Encryption solution for protecting file systems in multi-host clusters

摘要

A method of managing file security in a cluster environment is provided. The method includes passing a request for a file from a secure file system layer to a secure volume manager layer and locking at least a portion of the file as affected by the request, at a cluster file system layer. The method includes passing one or more keys from the secure file system layer to the secure volume manager layer.
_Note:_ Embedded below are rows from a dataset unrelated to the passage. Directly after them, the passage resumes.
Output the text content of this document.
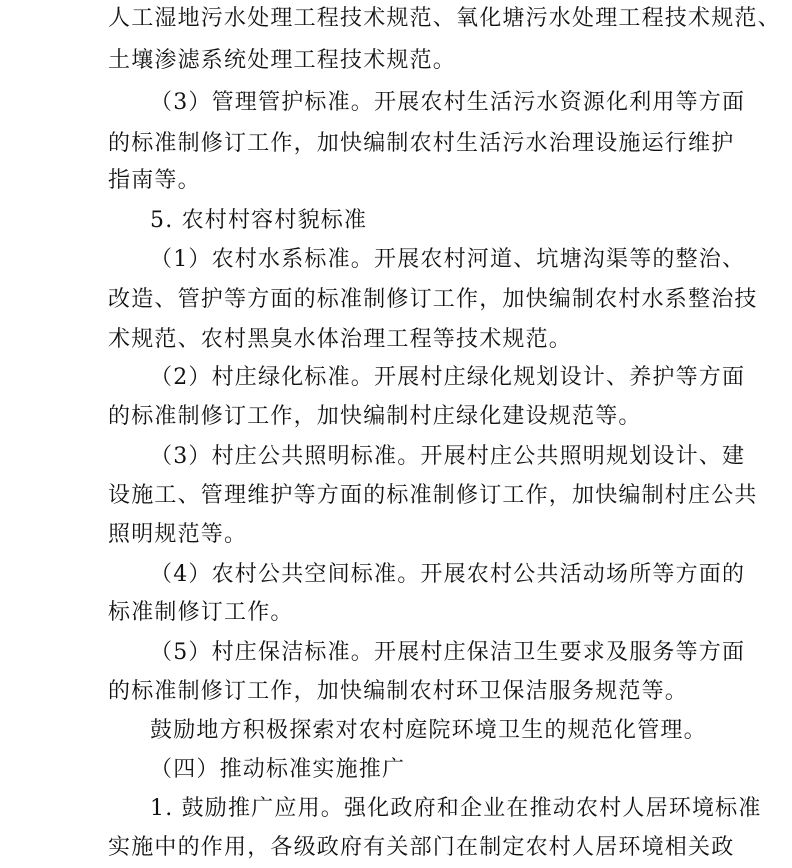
人工湿地污水处理工程技术规范、氧化塘污水处理工程技术规范、
土壤渗滤系统处理工程技术规范。
（3）管理管护标准。开展农村生活污水资源化利用等方面
的标准制修订工作，加快编制农村生活污水治理设施运行维护
指南等。
5. 农村村容村貌标准
（1）农村水系标准。开展农村河道、坑塘沟渠等的整治、
改造、管护等方面的标准制修订工作，加快编制农村水系整治技
术规范、农村黑臭水体治理工程等技术规范。
（2）村庄绿化标准。开展村庄绿化规划设计、养护等方面
的标准制修订工作，加快编制村庄绿化建设规范等。
（3）村庄公共照明标准。开展村庄公共照明规划设计、建
设施工、管理维护等方面的标准制修订工作，加快编制村庄公共
照明规范等。
（4）农村公共空间标准。开展农村公共活动场所等方面的
标准制修订工作。
（5）村庄保洁标准。开展村庄保洁卫生要求及服务等方面
的标准制修订工作，加快编制农村环卫保洁服务规范等。
鼓励地方积极探索对农村庭院环境卫生的规范化管理。
（四）推动标准实施推广
1. 鼓励推广应用。强化政府和企业在推动农村人居环境标准
实施中的作用，各级政府有关部门在制定农村人居环境相关政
The method includes decrypting the file as received, in response to the request for the file including a read request for the file, prior to sending the decrypted file to the secure file system layer. The method includes encrypting the file as received, in response to the request for the file including a write request for the file, prior to sending the encrypted file to the input/output layer.

主权项

1. A method of managing file security in a multi-host cluster environment, comprising:
passing a request for a file from a secure file system layer process local to one of a plurality of hosts in the multi-host cluster environment through a cluster file system layer process local to the one of the plurality of hosts to a secure volume manager layer process local to the one of the plurality of hosts, wherein the file is to be written to or read from a network shared storage coupled to the plurality of hosts; locking at least a portion of the file as affected by the request, at the cluster file system layer process, the locking preventing access by other requests; passing one or more keys from the secure file system layer process to the secure volume manager layer process; decrypting, via application of the one or more keys at the secure volume manager layer process, the file as received, in response to the request for the file including a read request for the file, prior to sending the decrypted file to the secure file system layer process; and encrypting, via application of the one or more keys at the secure volume manager layer process, the file as received, in response to the request for the file including a write request for the file, prior to sending the encrypted file to an input/output layer process, wherein at least one method operation is executed through a processor.